Ce traitement a sauvé la vie de la petite qui a pu fêter ses 3 ans début février. “C’est une super victoire car au moment du diagnostic, on nous informait que sans traitement, l’espérance de vie ne dépassait pas les 2 ans… La thérapie génique est une vraie potion magique, comme on aime l’appeler avec d’autres parents !” La “potion magique” s'appelle le Zolgensma® et montre en effet des résultats spectaculaires : “En seulement 15 jours, lors d’une visite chez la pédiatre, Lucie a montré une station assise de 5 secondes. C’était vraiment incroyable et fort en émotion”, se remémore Alice.
“Depuis, cela fait presque deux ans et demi, les résultats sont considérables et les progrès sont constants. Bien sûr, il y a des phases un peu plus stagnantes mais elle continue de progresser sur le plan moteur. Par chance, nous ne sommes pas trop embêtés par des problèmes respiratoires.” Et pour cause, la faiblesse des muscles respiratoires peut rendre la respiration et la toux difficiles, avec un risque d’infection respiratoire mettant en jeu le pronostic vital.
SMA : “Cela demande des adaptations et plus elle grandit, plus nous nous en rendons compte”

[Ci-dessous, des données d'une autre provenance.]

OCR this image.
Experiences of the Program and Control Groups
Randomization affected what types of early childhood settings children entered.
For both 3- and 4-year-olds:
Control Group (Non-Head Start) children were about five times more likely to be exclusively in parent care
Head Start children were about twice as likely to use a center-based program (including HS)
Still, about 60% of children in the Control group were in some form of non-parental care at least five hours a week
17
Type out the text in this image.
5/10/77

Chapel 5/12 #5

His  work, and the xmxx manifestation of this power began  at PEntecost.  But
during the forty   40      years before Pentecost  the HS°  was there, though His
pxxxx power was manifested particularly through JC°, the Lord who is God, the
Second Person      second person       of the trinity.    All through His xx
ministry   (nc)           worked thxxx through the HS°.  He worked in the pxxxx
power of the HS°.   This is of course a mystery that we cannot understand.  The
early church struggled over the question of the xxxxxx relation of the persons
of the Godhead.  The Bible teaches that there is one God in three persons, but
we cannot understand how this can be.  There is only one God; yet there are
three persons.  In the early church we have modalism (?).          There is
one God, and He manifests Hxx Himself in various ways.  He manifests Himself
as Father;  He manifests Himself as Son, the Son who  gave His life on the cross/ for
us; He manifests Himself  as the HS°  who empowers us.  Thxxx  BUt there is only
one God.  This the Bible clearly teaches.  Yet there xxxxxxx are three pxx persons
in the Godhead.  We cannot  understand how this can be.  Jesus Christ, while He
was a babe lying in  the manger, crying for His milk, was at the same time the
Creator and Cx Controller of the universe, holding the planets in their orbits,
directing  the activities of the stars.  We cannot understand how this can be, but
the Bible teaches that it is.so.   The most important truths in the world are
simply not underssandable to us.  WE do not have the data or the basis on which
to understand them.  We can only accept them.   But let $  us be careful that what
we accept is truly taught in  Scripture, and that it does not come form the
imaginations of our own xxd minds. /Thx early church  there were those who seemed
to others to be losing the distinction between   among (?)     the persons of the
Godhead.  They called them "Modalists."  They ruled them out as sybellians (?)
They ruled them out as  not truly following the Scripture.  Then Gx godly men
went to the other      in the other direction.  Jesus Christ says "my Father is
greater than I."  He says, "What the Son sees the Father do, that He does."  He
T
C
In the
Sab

Pleine de vie, la petite fille n’a qu’une hâte : aller à l’école. “Je suis pressée d’aller à l’école avec les copains, dit-elle à ses parents. Vivement septembre !” En attendant la rentrée scolaire, les journées sont tout de même déjà bien remplies. Au programme : rééducation continue pour apprendre les mouvements non acquis aux âges traditionnels, découvrir certains muscles dont elle n’a pas conscience et essayer de muscler les plus fragiles. “Les journées sont rythmées avec au minimum un rendez-vous de kinésithérapie, d’ergothérapie, de psychomotricité, de balnéothérapie ou encore d’orthophoniste. On doit également faire une séance de 20 minutes avec l’appareil respiratoire pour augmenter son volume pulmonaire et développer ses muscles respiratoires, et des étirements pour éviter l’enraidissement des articulations.”

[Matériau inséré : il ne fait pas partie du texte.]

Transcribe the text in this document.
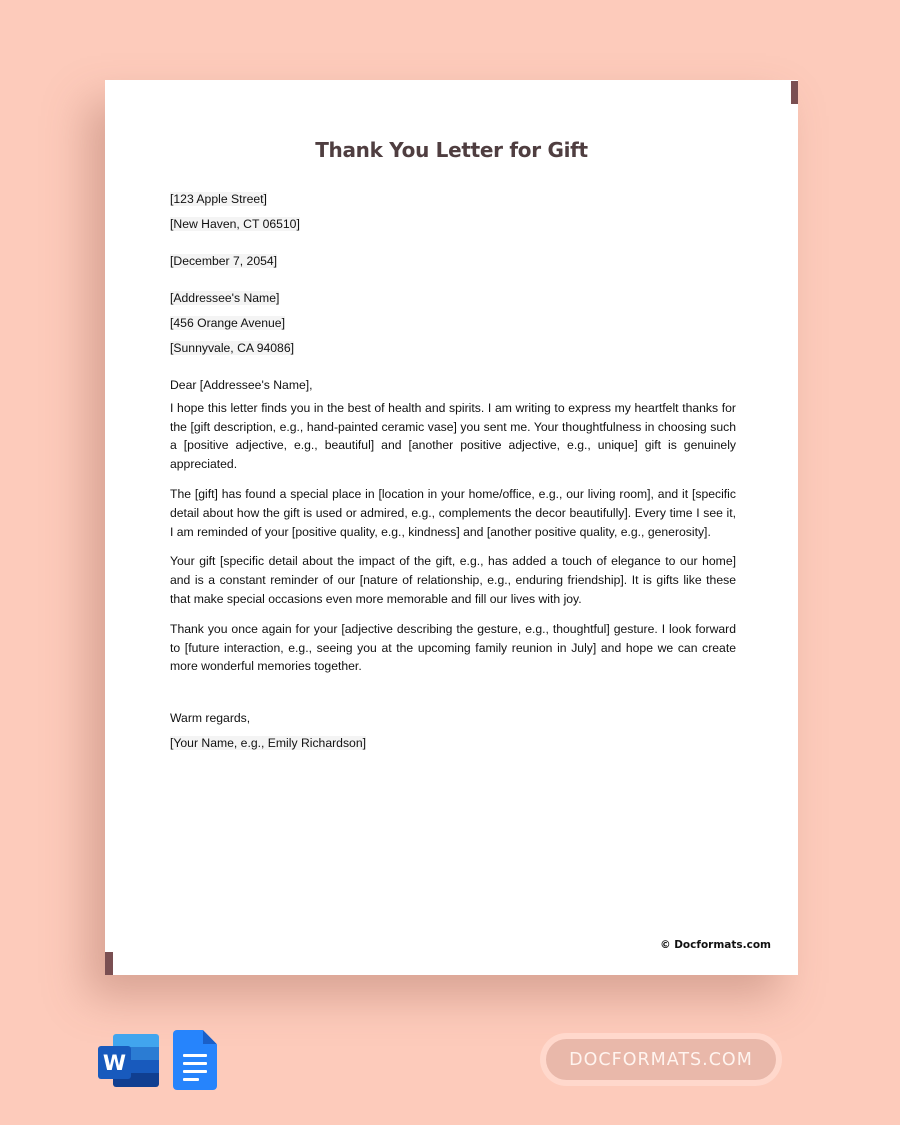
Thank You Letter for Gift
[123 Apple Street]
[New Haven, CT 06510]
[December 7, 2054]
[Addressee's Name]
[456 Orange Avenue]
[Sunnyvale, CA 94086]
Dear [Addressee's Name],
I hope this letter finds you in the best of health and spirits. I am writing to express my heartfelt thanks for the [gift description, e.g., hand-painted ceramic vase] you sent me. Your thoughtfulness in choosing such a [positive adjective, e.g., beautiful] and [another positive adjective, e.g., unique] gift is genuinely appreciated.
The [gift] has found a special place in [location in your home/office, e.g., our living room], and it [specific detail about how the gift is used or admired, e.g., complements the decor beautifully]. Every time I see it, I am reminded of your [positive quality, e.g., kindness] and [another positive quality, e.g., generosity].
Your gift [specific detail about the impact of the gift, e.g., has added a touch of elegance to our home] and is a constant reminder of our [nature of relationship, e.g., enduring friendship]. It is gifts like these that make special occasions even more memorable and fill our lives with joy.
Thank you once again for your [adjective describing the gesture, e.g., thoughtful] gesture. I look forward to [future interaction, e.g., seeing you at the upcoming family reunion in July] and hope we can create more wonderful memories together.
Warm regards,
[Your Name, e.g., Emily Richardson]
© Docformats.com
W	DOCFORMATS.COM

Lucie se déplace avec un fauteuil roulant, porte un corset garchois pour limiter les déformations du rachis, un corset et des attelles de nuit. “En tant que parents, cela demande des adaptations et plus elle grandit, plus nous nous en rendons compte. Nous avons fait construire une maison adaptée aux difficultés de notre fille, de plain pied, avec des portes plus larges, des espaces plus grands, des toilettes aux normes PMR [Personne à Mobilité Réduite, NDLR]. De mon côté, j’ai arrêté mon activité professionnelle pour m’en occuper pleinement.”
“C'est une enfant qui reste fragile au niveau respiratoire et le moindre virus ou petit rhume peut s’aggraver”

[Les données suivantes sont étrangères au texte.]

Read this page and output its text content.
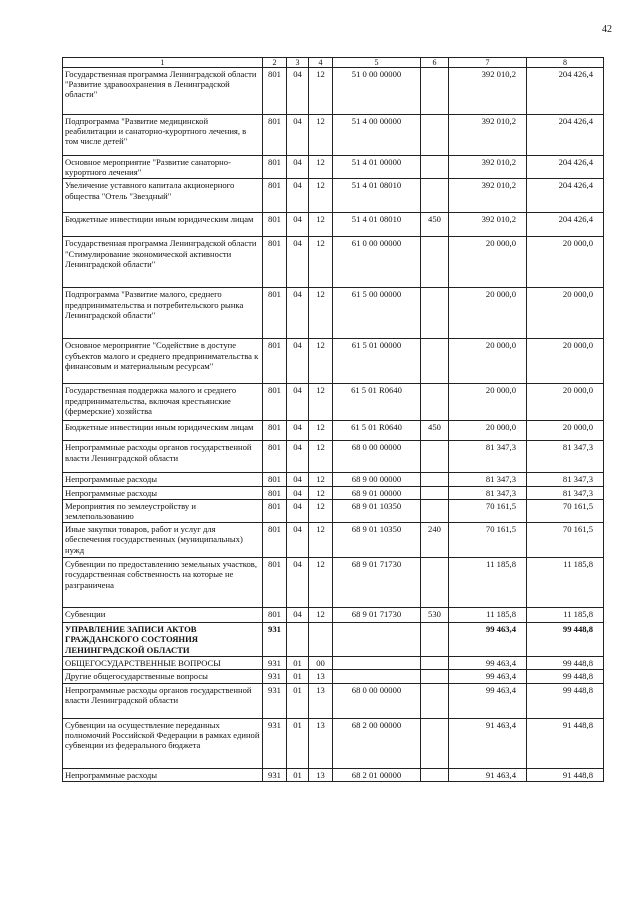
42
1	2	3	4	5	6	7	8
Государственная программа Ленинградской области "Развитие здравоохранения в Ленинградской области"	801	04	12	51 0 00 00000		392 010,2	204 426,4
Подпрограмма "Развитие медицинской реабилитации и санаторно-курортного лечения, в том числе детей"	801	04	12	51 4 00 00000		392 010,2	204 426,4
Основное мероприятие "Развитие санаторно-курортного лечения"	801	04	12	51 4 01 00000		392 010,2	204 426,4
Увеличение уставного капитала акционерного общества "Отель "Звездный"	801	04	12	51 4 01 08010		392 010,2	204 426,4
Бюджетные инвестиции иным юридическим лицам	801	04	12	51 4 01 08010	450	392 010,2	204 426,4
Государственная программа Ленинградской области "Стимулирование экономической активности Ленинградской области"	801	04	12	61 0 00 00000		20 000,0	20 000,0
Подпрограмма "Развитие малого, среднего предпринимательства и потребительского рынка Ленинградской области"	801	04	12	61 5 00 00000		20 000,0	20 000,0
Основное мероприятие "Содействие в доступе субъектов малого и среднего предпринимательства к финансовым и материальным ресурсам"	801	04	12	61 5 01 00000		20 000,0	20 000,0
Государственная поддержка малого и среднего предпринимательства, включая крестьянские (фермерские) хозяйства	801	04	12	61 5 01 R0640		20 000,0	20 000,0
Бюджетные инвестиции иным юридическим лицам	801	04	12	61 5 01 R0640	450	20 000,0	20 000,0
Непрограммные расходы органов государственной власти Ленинградской области	801	04	12	68 0 00 00000		81 347,3	81 347,3
Непрограммные расходы	801	04	12	68 9 00 00000		81 347,3	81 347,3
Непрограммные расходы	801	04	12	68 9 01 00000		81 347,3	81 347,3
Мероприятия по землеустройству и землепользованию	801	04	12	68 9 01 10350		70 161,5	70 161,5
Иные закупки товаров, работ и услуг для обеспечения государственных (муниципальных) нужд	801	04	12	68 9 01 10350	240	70 161,5	70 161,5
Субвенции по предоставлению земельных участков, государственная собственность на которые не разграничена	801	04	12	68 9 01 71730		11 185,8	11 185,8
Субвенции	801	04	12	68 9 01 71730	530	11 185,8	11 185,8
УПРАВЛЕНИЕ ЗАПИСИ АКТОВ ГРАЖДАНСКОГО СОСТОЯНИЯ ЛЕНИНГРАДСКОЙ ОБЛАСТИ	931					99 463,4	99 448,8
ОБЩЕГОСУДАРСТВЕННЫЕ ВОПРОСЫ	931	01	00			99 463,4	99 448,8
Другие общегосударственные вопросы	931	01	13			99 463,4	99 448,8
Непрограммные расходы органов государственной власти Ленинградской области	931	01	13	68 0 00 00000		99 463,4	99 448,8
Субвенции на осуществление переданных полномочий Российской Федерации в рамках единой субвенции из федерального бюджета	931	01	13	68 2 00 00000		91 463,4	91 448,8
Непрограммные расходы	931	01	13	68 2 01 00000		91 463,4	91 448,8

Actuellement, les parents n’ont pas d’indication sur l’espérance de vie de leur fille. ”Malgré le traitement, c'est une enfant qui reste fragile au niveau respiratoire et le moindre virus ou petit rhume peut s’aggraver. Il n’y pas de recul non plus sur la durée d’efficacité du traitement. Est-ce-que le gène de synthèse va rester en place pour toujours ? C’est ce que nous espérons !” Parents et soignants espèrent également que la maladie n’a pas eu le temps d’engendrer des dégâts trop importants sur les muscles vitaux. “Lucie a eu la chance d’être prise en charge et diagnostiquée relativement tôt, mais il y a tout de même des marqueurs de la maladie bien présents. Elle a été sauvée par la thérapie génique, mais une injection plus tôt lui aurait sûrement permis de courir dans la cour de récréation avec ses copains.” La maman reste tout de même très positive et ajoute : "Les médecins nous avaient annoncé un port de tête et une station assise grâce à la thérapie génique. Mais aujourd’hui, les progrès de Lucie vont bien au-delà de ça ! Elle se tient debout avec un appui et a envie d’avancer. On continue de travailler en ce sens et ne perdons pas espoir de la voir un jour se déplacer, debout, seule."